Strength from Separation in Connection
Science & Religion News 6 (Fall 1995): 8
The scientific world speaks to the inquisitive and adventuresome me. The spiritual relates to the lover of depth, mystery, faith, and tradition. My scientific self inspires my spiritual self and my spiritual self wants to engage the scientific with the human. I want to explore better ways for marrying the two sides of my experience. One shouldn't subsume, manage, or ignore the other to resolve the tension between them. Rather, with respect for each other, they should together build a whole which exceeds what each could be separately.
Some husbands believe they should manage their wives' money. I prefer marriages of equality; not where each manages the other, but where neither manages the other and mutual support flourishes. Many relationships where the wife retains her given name--and the husband his--achieve this. Compared to tradition, she starts from a position of strength and can be more herself; he too benefits and can be more himself without the need to supervise his wife. With respect and working together, they can build each other to become a whole which exceeds what they could be individually.
A traditional Christian community nurtured me as a child and young adolescent. A moral group of people, it stood solidly for particular values while it accepted those who disagreed. It believed--as I still do--that everyone has the right to justice and a humanized life.
My spiritual home helps me to touch the experience of people who have lived in the last 6,000 years: I feel part of a communion that reaches to the beginnings of western culture and before, and I belong to my heritage, my roots. I also belong to my inheritors; something dwells in that spiritual tradition that I honor and want preserved and encouraged. Unfortunately, under the pressures of the secular and scientific, and under the "all or nothing," "do or die" fear of spiritual vigilantes, the tradition may fall. I want an approach that helps sustain the roots of the tradition but doesn't shut itself off.

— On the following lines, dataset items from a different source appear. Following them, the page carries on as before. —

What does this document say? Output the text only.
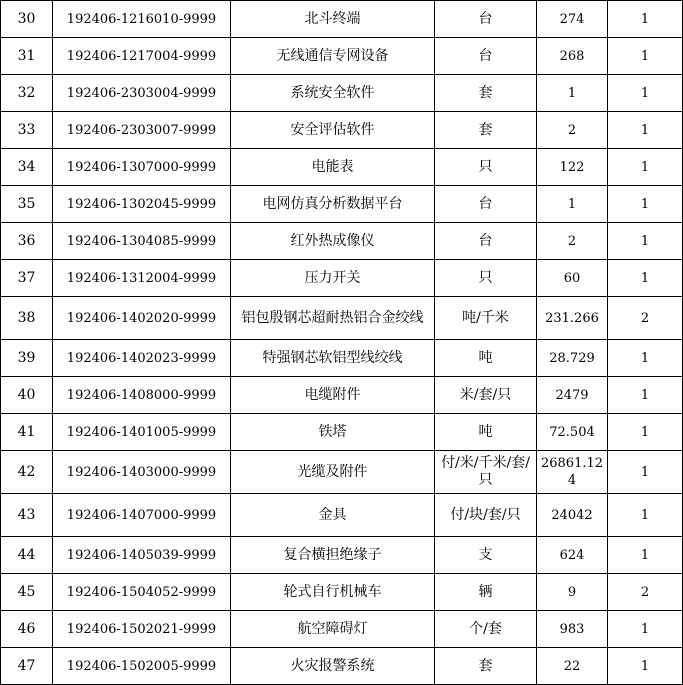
30	192406-1216010-9999	北斗终端	台	274	1
31	192406-1217004-9999	无线通信专网设备	台	268	1
32	192406-2303004-9999	系统安全软件	套	1	1
33	192406-2303007-9999	安全评估软件	套	2	1
34	192406-1307000-9999	电能表	只	122	1
35	192406-1302045-9999	电网仿真分析数据平台	台	1	1
36	192406-1304085-9999	红外热成像仪	台	2	1
37	192406-1312004-9999	压力开关	只	60	1
38	192406-1402020-9999	铝包殷钢芯超耐热铝合金绞线	吨/千米	231.266	2
39	192406-1402023-9999	特强钢芯软铝型线绞线	吨	28.729	1
40	192406-1408000-9999	电缆附件	米/套/只	2479	1
41	192406-1401005-9999	铁塔	吨	72.504	1
42	192406-1403000-9999	光缆及附件	付/米/千米/套/只	26861.124	1
43	192406-1407000-9999	金具	付/块/套/只	24042	1
44	192406-1405039-9999	复合横担绝缘子	支	624	1
45	192406-1504052-9999	轮式自行机械车	辆	9	2
46	192406-1502021-9999	航空障碍灯	个/套	983	1
47	192406-1502005-9999	火灾报警系统	套	22	1
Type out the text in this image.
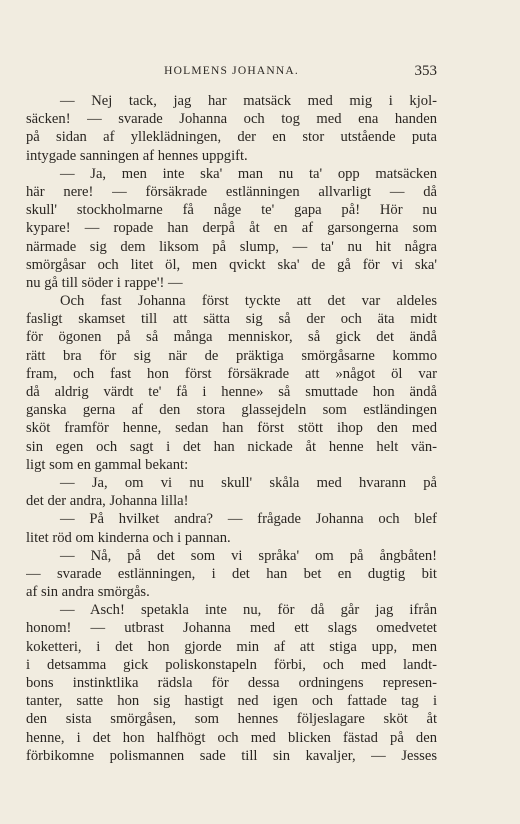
HOLMENS JOHANNA.	353
— Nej tack, jag har matsäck med mig i kjol-
säcken! — svarade Johanna och tog med ena handen
på sidan af ylleklädningen, der en stor utstående puta
intygade sanningen af hennes uppgift.
— Ja, men inte ska' man nu ta' opp matsäcken
här nere! — försäkrade estlänningen allvarligt — då
skull' stockholmarne få någe te' gapa på! Hör nu
kypare! — ropade han derpå åt en af garsongerna som
närmade sig dem liksom på slump, — ta' nu hit några
smörgåsar och litet öl, men qvickt ska' de gå för vi ska'
nu gå till söder i rappe'! —
Och fast Johanna först tyckte att det var aldeles
fasligt skamset till att sätta sig så der och äta midt
för ögonen på så många menniskor, så gick det ändå
rätt bra för sig när de präktiga smörgåsarne kommo
fram, och fast hon först försäkrade att »något öl var
då aldrig värdt te' få i henne» så smuttade hon ändå
ganska gerna af den stora glassejdeln som estländingen
sköt framför henne, sedan han först stött ihop den med
sin egen och sagt i det han nickade åt henne helt vän-
ligt som en gammal bekant:
— Ja, om vi nu skull' skåla med hvarann på
det der andra, Johanna lilla!
— På hvilket andra? — frågade Johanna och blef
litet röd om kinderna och i pannan.
— Nå, på det som vi språka' om på ångbåten!
— svarade estlänningen, i det han bet en dugtig bit
af sin andra smörgås.
— Asch! spetakla inte nu, för då går jag ifrån
honom! — utbrast Johanna med ett slags omedvetet
koketteri, i det hon gjorde min af att stiga upp, men
i detsamma gick poliskonstapeln förbi, och med landt-
bons instinktlika rädsla för dessa ordningens represen-
tanter, satte hon sig hastigt ned igen och fattade tag i
den sista smörgåsen, som hennes följeslagare sköt åt
henne, i det hon halfhögt och med blicken fästad på den
förbikomne polismannen sade till sin kavaljer, — Jesses
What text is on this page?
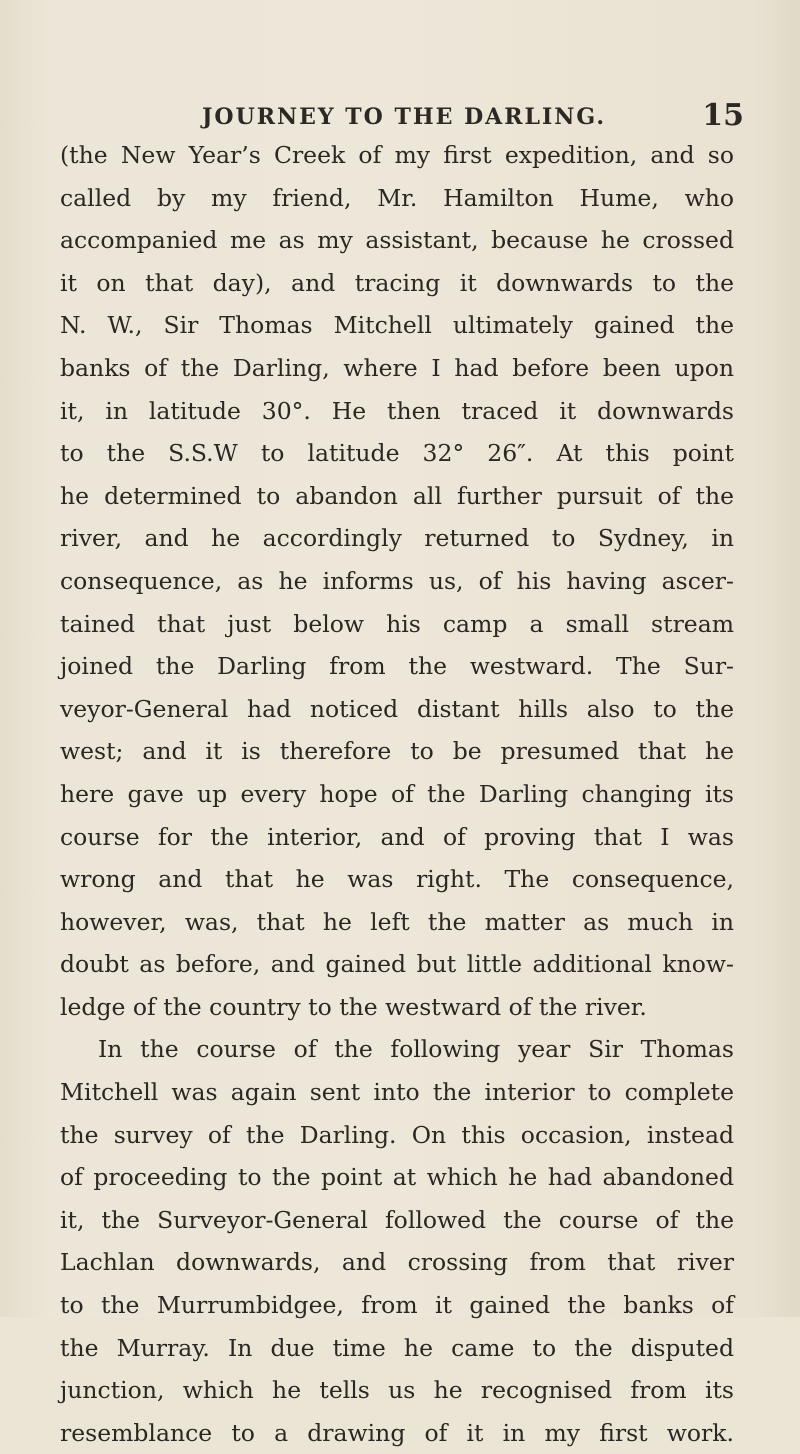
JOURNEY TO THE DARLING.	15
(the New Year’s Creek of my first expedition, and so
called by my friend, Mr. Hamilton Hume, who
accompanied me as my assistant, because he crossed
it on that day), and tracing it downwards to the
N. W., Sir Thomas Mitchell ultimately gained the
banks of the Darling, where I had before been upon
it, in latitude 30°. He then traced it downwards
to the S.S.W to latitude 32° 26″. At this point
he determined to abandon all further pursuit of the
river, and he accordingly returned to Sydney, in
consequence, as he informs us, of his having ascer-
tained that just below his camp a small stream
joined the Darling from the westward. The Sur-
veyor-General had noticed distant hills also to the
west; and it is therefore to be presumed that he
here gave up every hope of the Darling changing its
course for the interior, and of proving that I was
wrong and that he was right. The consequence,
however, was, that he left the matter as much in
doubt as before, and gained but little additional know-
ledge of the country to the westward of the river.
In the course of the following year Sir Thomas
Mitchell was again sent into the interior to complete
the survey of the Darling. On this occasion, instead
of proceeding to the point at which he had abandoned
it, the Surveyor-General followed the course of the
Lachlan downwards, and crossing from that river
to the Murrumbidgee, from it gained the banks of
the Murray. In due time he came to the disputed
junction, which he tells us he recognised from its
resemblance to a drawing of it in my first work.
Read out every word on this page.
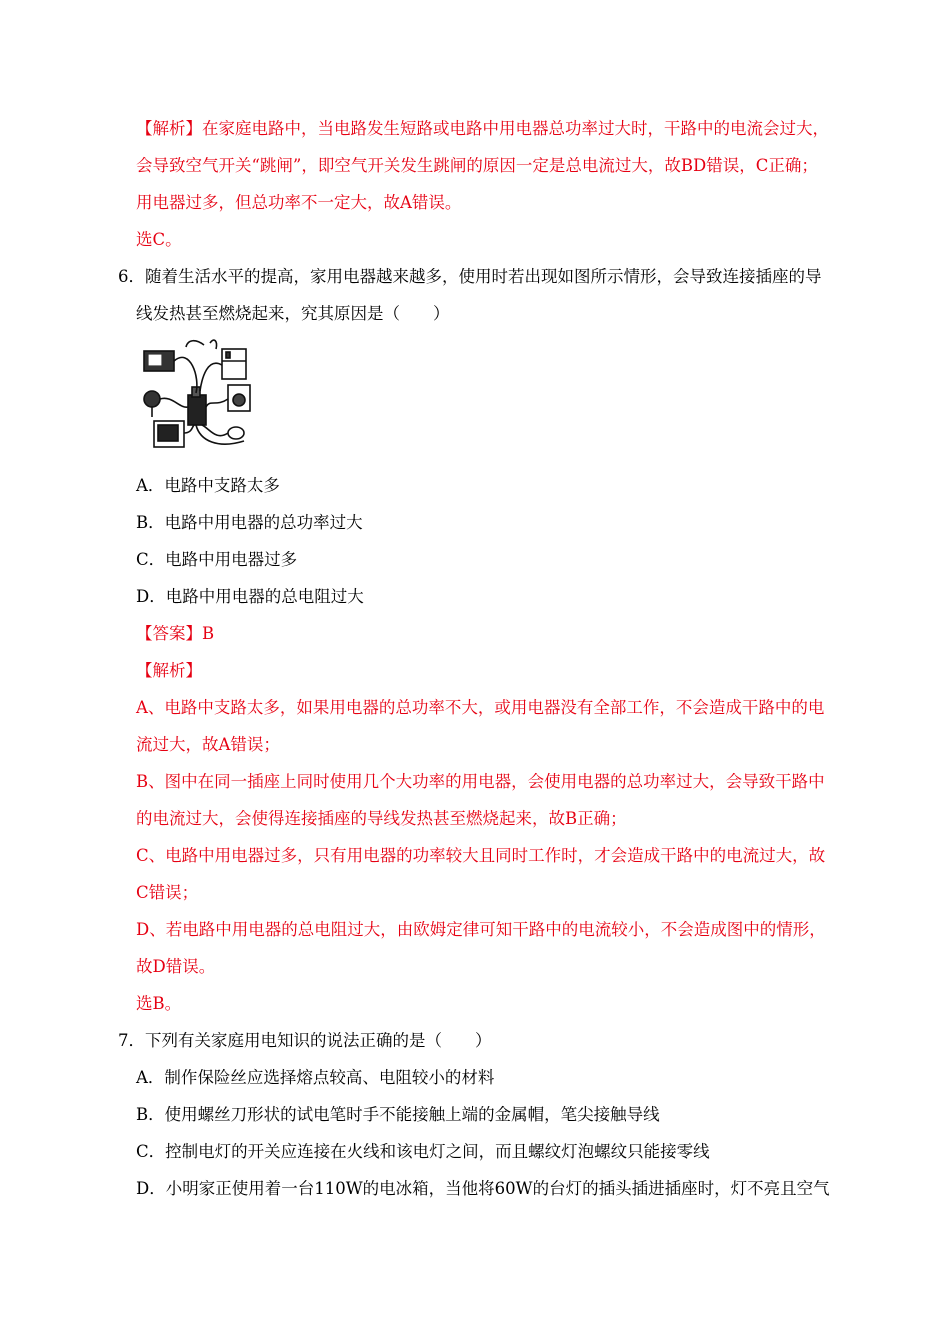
【解析】在家庭电路中，当电路发生短路或电路中用电器总功率过大时，干路中的电流会过大，
会导致空气开关“跳闸”，即空气开关发生跳闸的原因一定是总电流过大，故BD错误，C正确；
用电器过多，但总功率不一定大，故A错误。
选C。
6．随着生活水平的提高，家用电器越来越多，使用时若出现如图所示情形，会导致连接插座的导
线发热甚至燃烧起来，究其原因是（　　）
A．电路中支路太多
B．电路中用电器的总功率过大
C．电路中用电器过多
D．电路中用电器的总电阻过大
【答案】B
【解析】
A、电路中支路太多，如果用电器的总功率不大，或用电器没有全部工作，不会造成干路中的电
流过大，故A错误；
B、图中在同一插座上同时使用几个大功率的用电器，会使用电器的总功率过大，会导致干路中
的电流过大，会使得连接插座的导线发热甚至燃烧起来，故B正确；
C、电路中用电器过多，只有用电器的功率较大且同时工作时，才会造成干路中的电流过大，故
C错误；
D、若电路中用电器的总电阻过大，由欧姆定律可知干路中的电流较小，不会造成图中的情形，
故D错误。
选B。
7．下列有关家庭用电知识的说法正确的是（　　）
A．制作保险丝应选择熔点较高、电阻较小的材料
B．使用螺丝刀形状的试电笔时手不能接触上端的金属帽，笔尖接触导线
C．控制电灯的开关应连接在火线和该电灯之间，而且螺纹灯泡螺纹只能接零线
D．小明家正使用着一台110W的电冰箱，当他将60W的台灯的插头插进插座时，灯不亮且空气
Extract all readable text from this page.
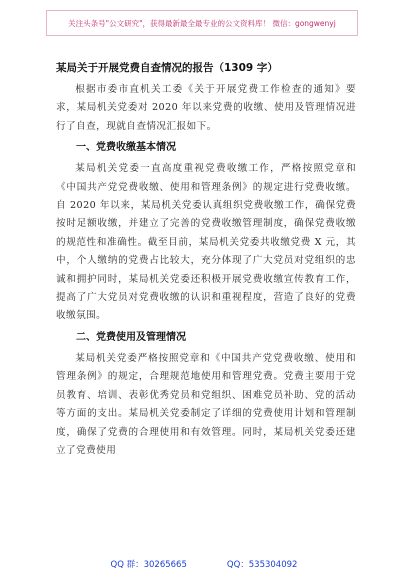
关注头条号"公文研究"，获得最新最全最专业的公文资料库！ 微信：gongwenyj
某局关于开展党费自查情况的报告（1309 字）

根据市委市直机关工委《关于开展党费工作检查的通知》要求，某局机关党委对 2020 年以来党费的收缴、使用及管理情况进行了自查，现就自查情况汇报如下。

一、党费收缴基本情况

某局机关党委一直高度重视党费收缴工作，严格按照党章和《中国共产党党费收缴、使用和管理条例》的规定进行党费收缴。自 2020 年以来，某局机关党委认真组织党费收缴工作，确保党费按时足额收缴，并建立了完善的党费收缴管理制度，确保党费收缴的规范性和准确性。截至目前，某局机关党委共收缴党费 X 元，其中，个人缴纳的党费占比较大，充分体现了广大党员对党组织的忠诚和拥护同时，某局机关党委还积极开展党费收缴宣传教育工作，提高了广大党员对党费收缴的认识和重视程度，营造了良好的党费收缴氛围。

二、党费使用及管理情况

某局机关党委严格按照党章和《中国共产党党费收缴、使用和管理条例》的规定，合理规范地使用和管理党费。党费主要用于党员教育、培训、表彰优秀党员和党组织、困难党员补助、党的活动等方面的支出。某局机关党委制定了详细的党费使用计划和管理制度，确保了党费的合理使用和有效管理。同时，某局机关党委还建立了党费使用

QQ 群：30265665	QQ：535304092
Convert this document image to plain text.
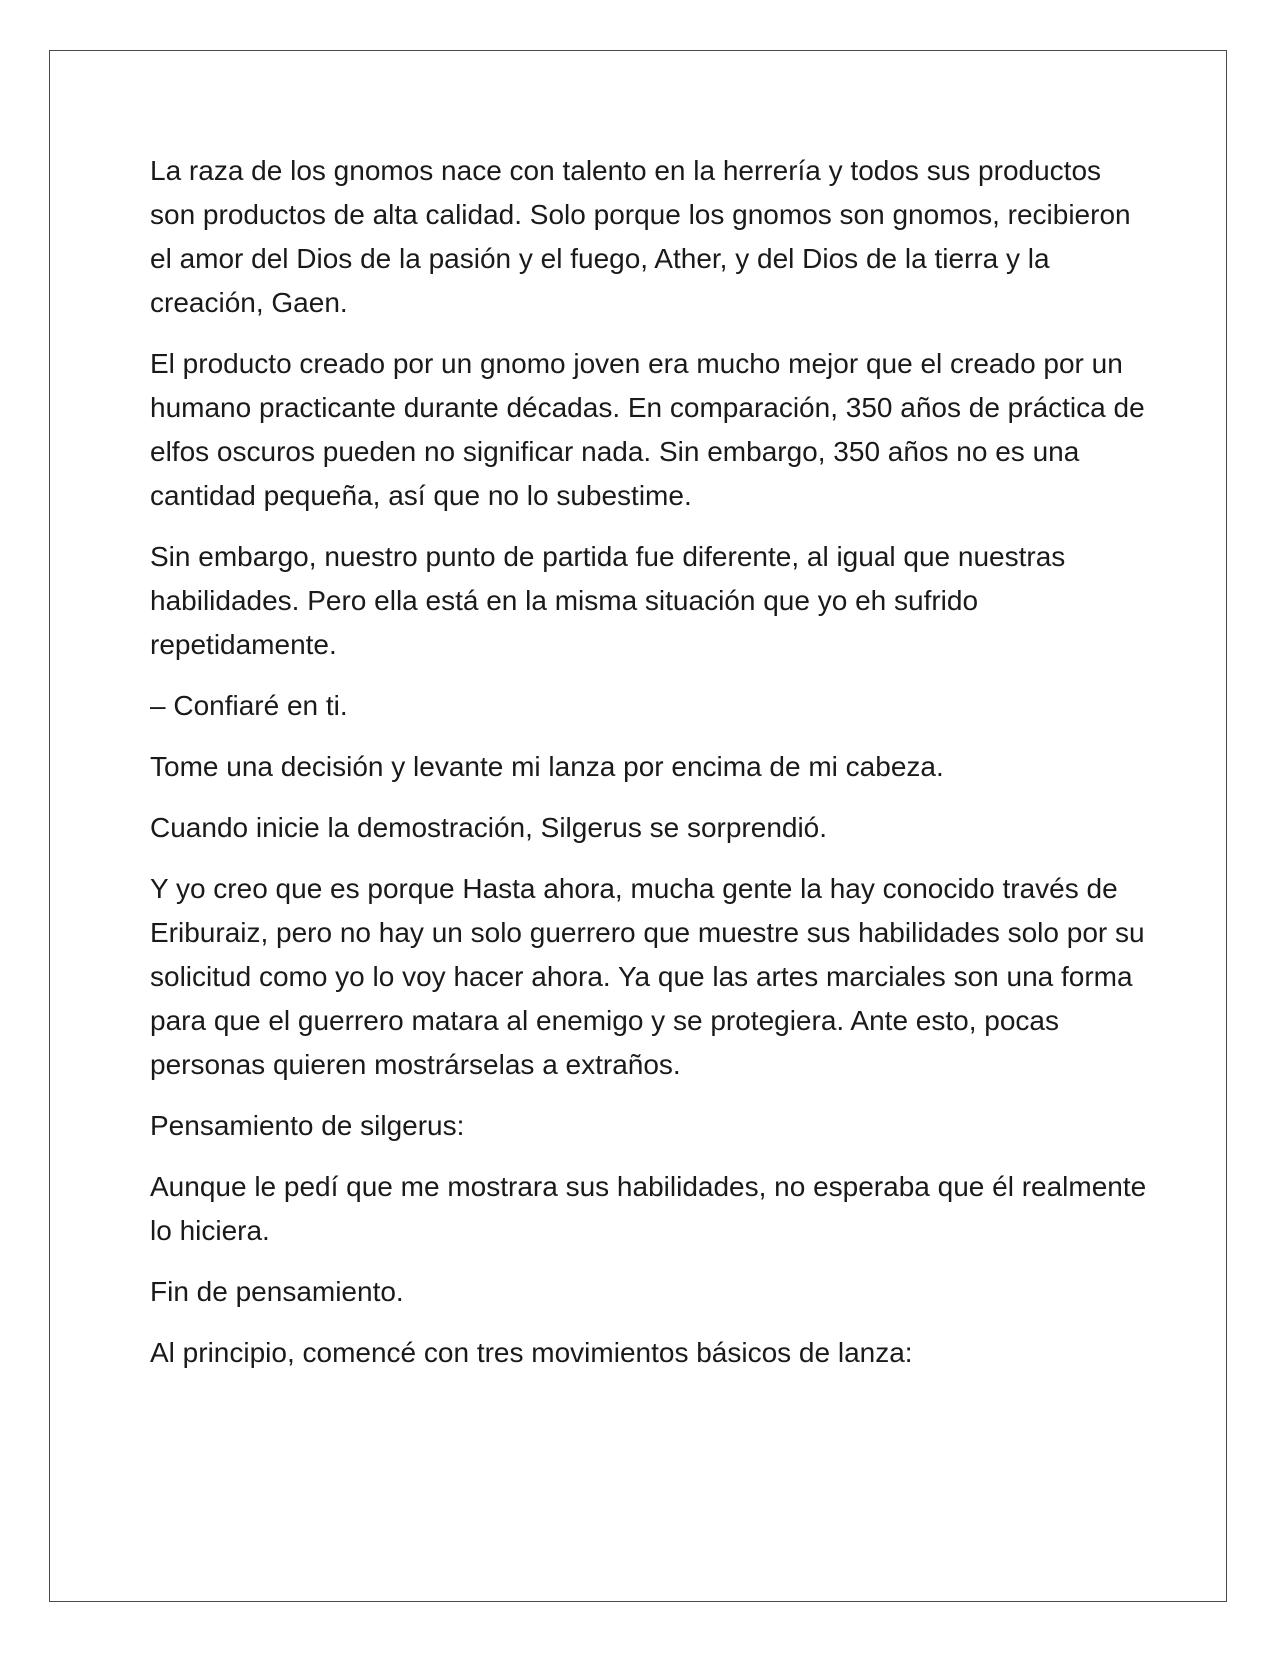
La raza de los gnomos nace con talento en la herrería y todos sus productos son productos de alta calidad. Solo porque los gnomos son gnomos, recibieron el amor del Dios de la pasión y el fuego, Ather, y del Dios de la tierra y la creación, Gaen.

El producto creado por un gnomo joven era mucho mejor que el creado por un humano practicante durante décadas. En comparación, 350 años de práctica de elfos oscuros pueden no significar nada. Sin embargo, 350 años no es una cantidad pequeña, así que no lo subestime.

Sin embargo, nuestro punto de partida fue diferente, al igual que nuestras habilidades. Pero ella está en la misma situación que yo eh sufrido repetidamente.

– Confiaré en ti.

Tome una decisión y levante mi lanza por encima de mi cabeza.

Cuando inicie la demostración, Silgerus se sorprendió.

Y yo creo que es porque Hasta ahora, mucha gente la hay conocido través de Eriburaiz, pero no hay un solo guerrero que muestre sus habilidades solo por su solicitud como yo lo voy hacer ahora. Ya que las artes marciales son una forma para que el guerrero matara al enemigo y se protegiera. Ante esto, pocas personas quieren mostrárselas a extraños.

Pensamiento de silgerus:

Aunque le pedí que me mostrara sus habilidades, no esperaba que él realmente lo hiciera.

Fin de pensamiento.

Al principio, comencé con tres movimientos básicos de lanza:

Scientists too discover mystery at the heart of their work, at its fringes, or within its mundaneness. We can't understand why light behaves like both waves and particles. Creative scientists experience flashes of insight, ideas they forge into revolutionary theories. But the mystery of science floats outside a tradition that would enhance it with meaning, it doesn't connect with the mystery experienced by people of the past and bequeathed to the spiritual community.